Stacey swung in front of me, her eyes going from blue to blank white. "My God, there's nothing in there, is there? When I said you didn't have a soul, I--"

"You were goading me. Which is what you're doing now. You want me to feel bad for you. Maybe your story's true. Maybe it's not. Maybe you aren't even Stacey Pasolini, but a phantom conjured to wring a few pangs of sympathy from me."

I locked my gaze on hers. "I know there are innocents in that swarm of melltithiwyd. But unless you're here to tell me how I can help them, I don't see the point. If you didn't take a more active role in those murders, then you don't deserve this fate. But you aren't the only one. There are others more wronged than you in there. The only thing that tells me is that the sluagh don't deserve a moment of my consideration. The Cwn Annwn might be a little bloodthirsty, overzealous in their pursuit of justice. The Tylwyth Teg might be conniving and amoral and completely self-absorbed. But the real monsters? That's the sluagh, and your story only confirms it."

She flew at me again, flew at me in a full rage, half woman, half bird, pecking and pounding and beating. I stabbed at her with the switchblade, but it was as if my knife passed through thin air.
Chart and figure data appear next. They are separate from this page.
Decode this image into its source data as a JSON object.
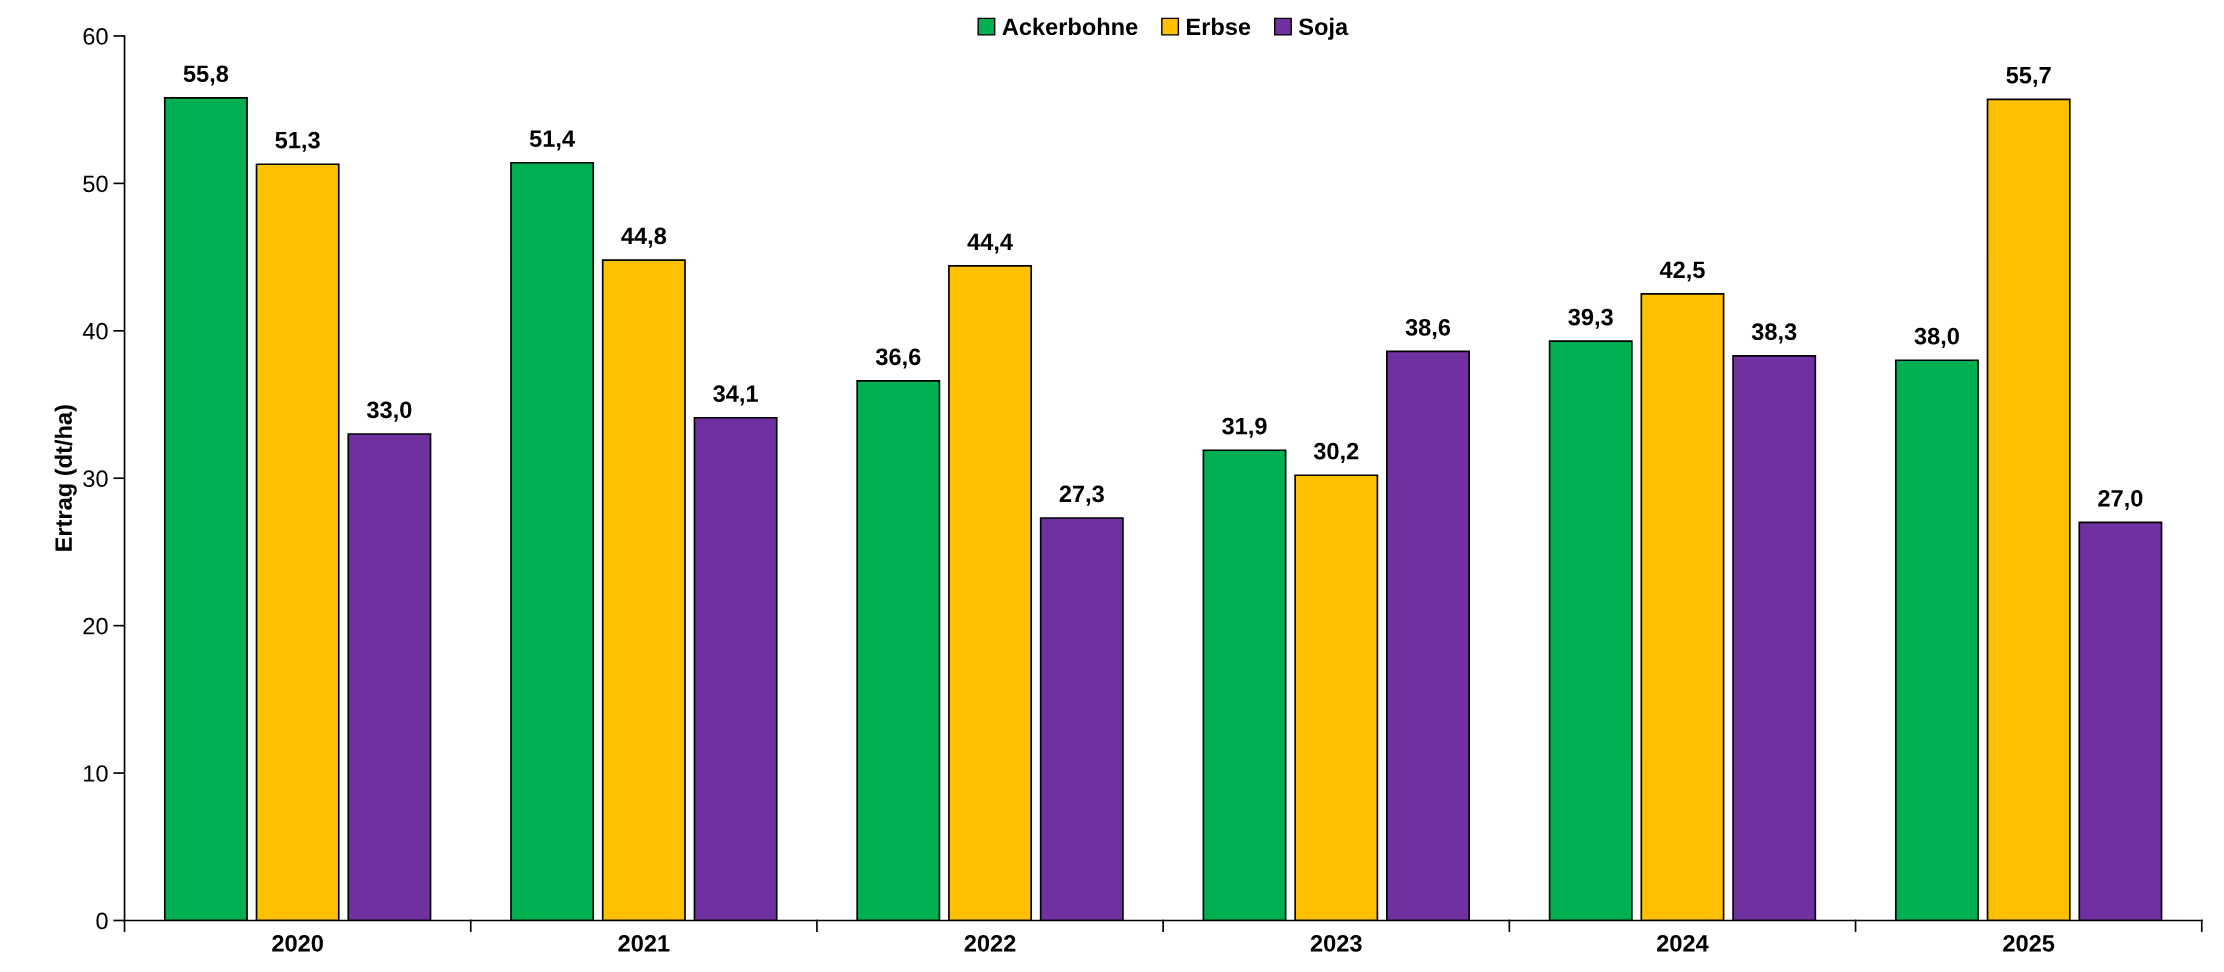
{
  "chart_data": {
    "type": "bar",
    "ylabel": "Ertrag (dt/ha)",
    "categories": [
      "2020",
      "2021",
      "2022",
      "2023",
      "2024",
      "2025"
    ],
    "series": [
      {
        "name": "Ackerbohne",
        "color": "#00b050",
        "values": [
          55.8,
          51.4,
          36.6,
          31.9,
          39.3,
          38.0
        ],
        "value_labels": [
          "55,8",
          "51,4",
          "36,6",
          "31,9",
          "39,3",
          "38,0"
        ]
      },
      {
        "name": "Erbse",
        "color": "#ffc000",
        "values": [
          51.3,
          44.8,
          44.4,
          30.2,
          42.5,
          55.7
        ],
        "value_labels": [
          "51,3",
          "44,8",
          "44,4",
          "30,2",
          "42,5",
          "55,7"
        ]
      },
      {
        "name": "Soja",
        "color": "#7030a0",
        "values": [
          33.0,
          34.1,
          27.3,
          38.6,
          38.3,
          27.0
        ],
        "value_labels": [
          "33,0",
          "34,1",
          "27,3",
          "38,6",
          "38,3",
          "27,0"
        ]
      }
    ],
    "ylim": [
      0,
      60
    ],
    "yticks": [
      0,
      10,
      20,
      30,
      40,
      50,
      60
    ],
    "grid": false,
    "legend": "top"
  }
}
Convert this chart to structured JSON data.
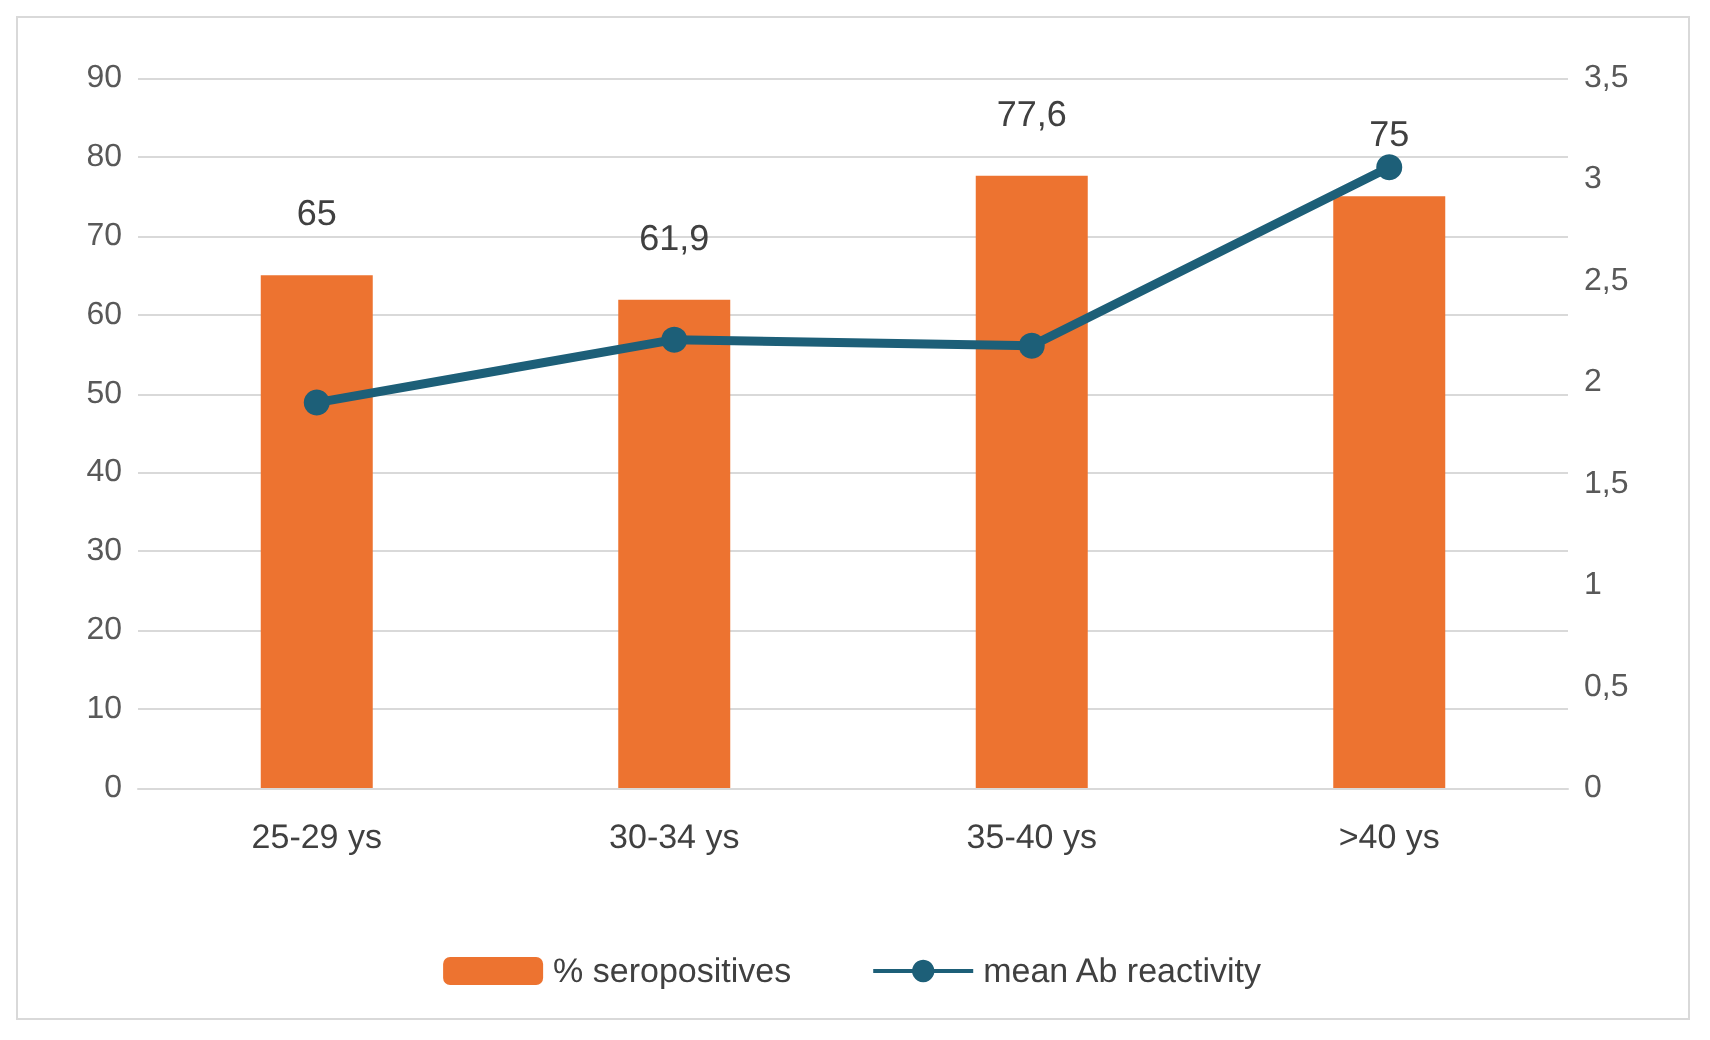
{
  "chart_data": {
    "type": "bar",
    "categories": [
      "25-29 ys",
      "30-34 ys",
      "35-40 ys",
      ">40 ys"
    ],
    "series": [
      {
        "name": "% seropositives",
        "color": "#ed7330",
        "values": [
          65,
          61.9,
          77.6,
          75
        ],
        "value_labels": [
          "65",
          "61,9",
          "77,6",
          "75"
        ]
      },
      {
        "name": "mean Ab reactivity",
        "type": "line",
        "axis": "y2",
        "color": "#1d5f78",
        "values": [
          1.9,
          2.21,
          2.18,
          3.06
        ],
        "marker": "circle"
      }
    ],
    "ylim": [
      0,
      90
    ],
    "yticks": [
      0,
      10,
      20,
      30,
      40,
      50,
      60,
      70,
      80,
      90
    ],
    "y2lim": [
      0,
      3.5
    ],
    "y2ticks": [
      0,
      {
        "value": 0.5,
        "label": "0,5"
      },
      1,
      {
        "value": 1.5,
        "label": "1,5"
      },
      2,
      {
        "value": 2.5,
        "label": "2,5"
      },
      3,
      {
        "value": 3.5,
        "label": "3,5"
      }
    ],
    "grid": "y",
    "legend": "bottom"
  }
}
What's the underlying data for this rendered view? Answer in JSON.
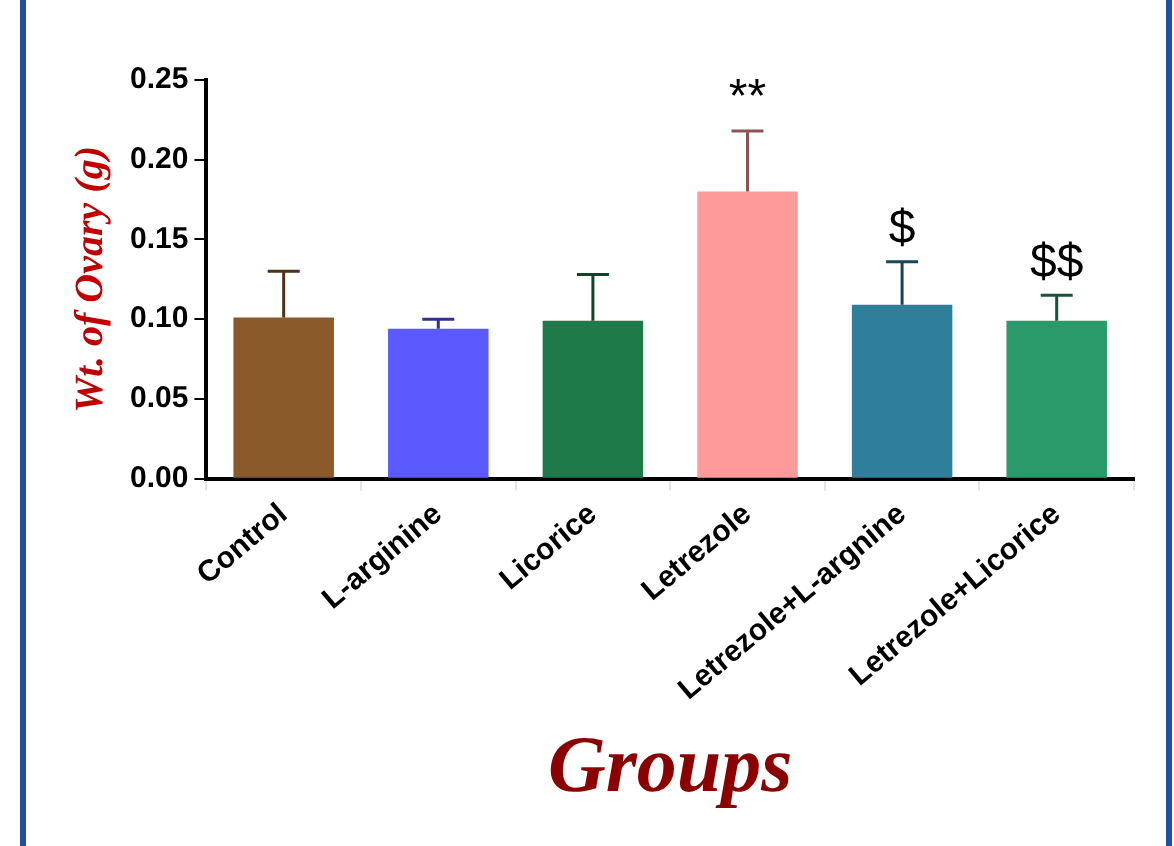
{
  "chart_data": {
    "type": "bar",
    "xlabel": "Groups",
    "ylabel": "Wt. of Ovary (g)",
    "categories": [
      "Control",
      "L-arginine",
      "Licorice",
      "Letrezole",
      "Letrezole+L-argnine",
      "Letrezole+Licorice"
    ],
    "values": [
      0.101,
      0.094,
      0.099,
      0.18,
      0.109,
      0.099
    ],
    "errors": [
      [
        0.101,
        0.13
      ],
      [
        0.094,
        0.1
      ],
      [
        0.099,
        0.128
      ],
      [
        0.18,
        0.218
      ],
      [
        0.109,
        0.136
      ],
      [
        0.099,
        0.115
      ]
    ],
    "colors": [
      "#8b5a2b",
      "#5a5aff",
      "#1f7a4a",
      "#ff9a9a",
      "#2f7f9a",
      "#2a9a6a"
    ],
    "ylim": [
      0,
      0.25
    ],
    "yticks": [
      {
        "value": 0,
        "label": "0.00"
      },
      {
        "value": 0.05,
        "label": "0.05"
      },
      {
        "value": 0.1,
        "label": "0.10"
      },
      {
        "value": 0.15,
        "label": "0.15"
      },
      {
        "value": 0.2,
        "label": "0.20"
      },
      {
        "value": 0.25,
        "label": "0.25"
      }
    ],
    "annotations": [
      {
        "text": "**",
        "x": "Letrezole",
        "y": 0.218
      },
      {
        "text": "$",
        "x": "Letrezole+L-argnine",
        "y": 0.136
      },
      {
        "text": "$$",
        "x": "Letrezole+Licorice",
        "y": 0.115
      }
    ],
    "grid": false,
    "legend": false
  }
}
I dodged past her and ran, and I was still running full out when someone shouted, "Olivia! Stop!"

Had it been anyone else, I wouldn't have listened. Even then, as soon as I put on the brakes, I cursed, certain I was hearing another mimicry. But I still skidded to a halt. My foot dropped, as if through the floor itself. Then there was a snap, and I was back in the original hall, inches from falling down that damned hole again. Gabriel stood on the other side, his hands out.

"Thai for lunch," he said. "Bacon and eggs for breakfast. The scratches on my back are not from the melltithiwyd."

I sputtered a laugh. "You're quick."

"I'm learning."

"You're also not supposed to be here."

"Yes, well, I am."

"Gabriel..."

"I'm not doubting you could have handled it. I'm not suggesting you require my assistance. But they aren't going to kill me, Olivia. I'm too valuable as a tool to control you."

"Ricky--"

"I may have incapacitated him. I may have left him in Patrick's care. He is not going to be pleased with me when I return, but I will return. The sluagh won't kill me. I could not guarantee the same for him." He looked behind me. "You were running. Was something chasing you?"

I glanced back to see the empty hall. "Stacey Pasolini manifested. She's one of the melltithiwyd now. She claimed she didn't kill anyone and then didn't like it when I failed to express the proper degree of sympathy."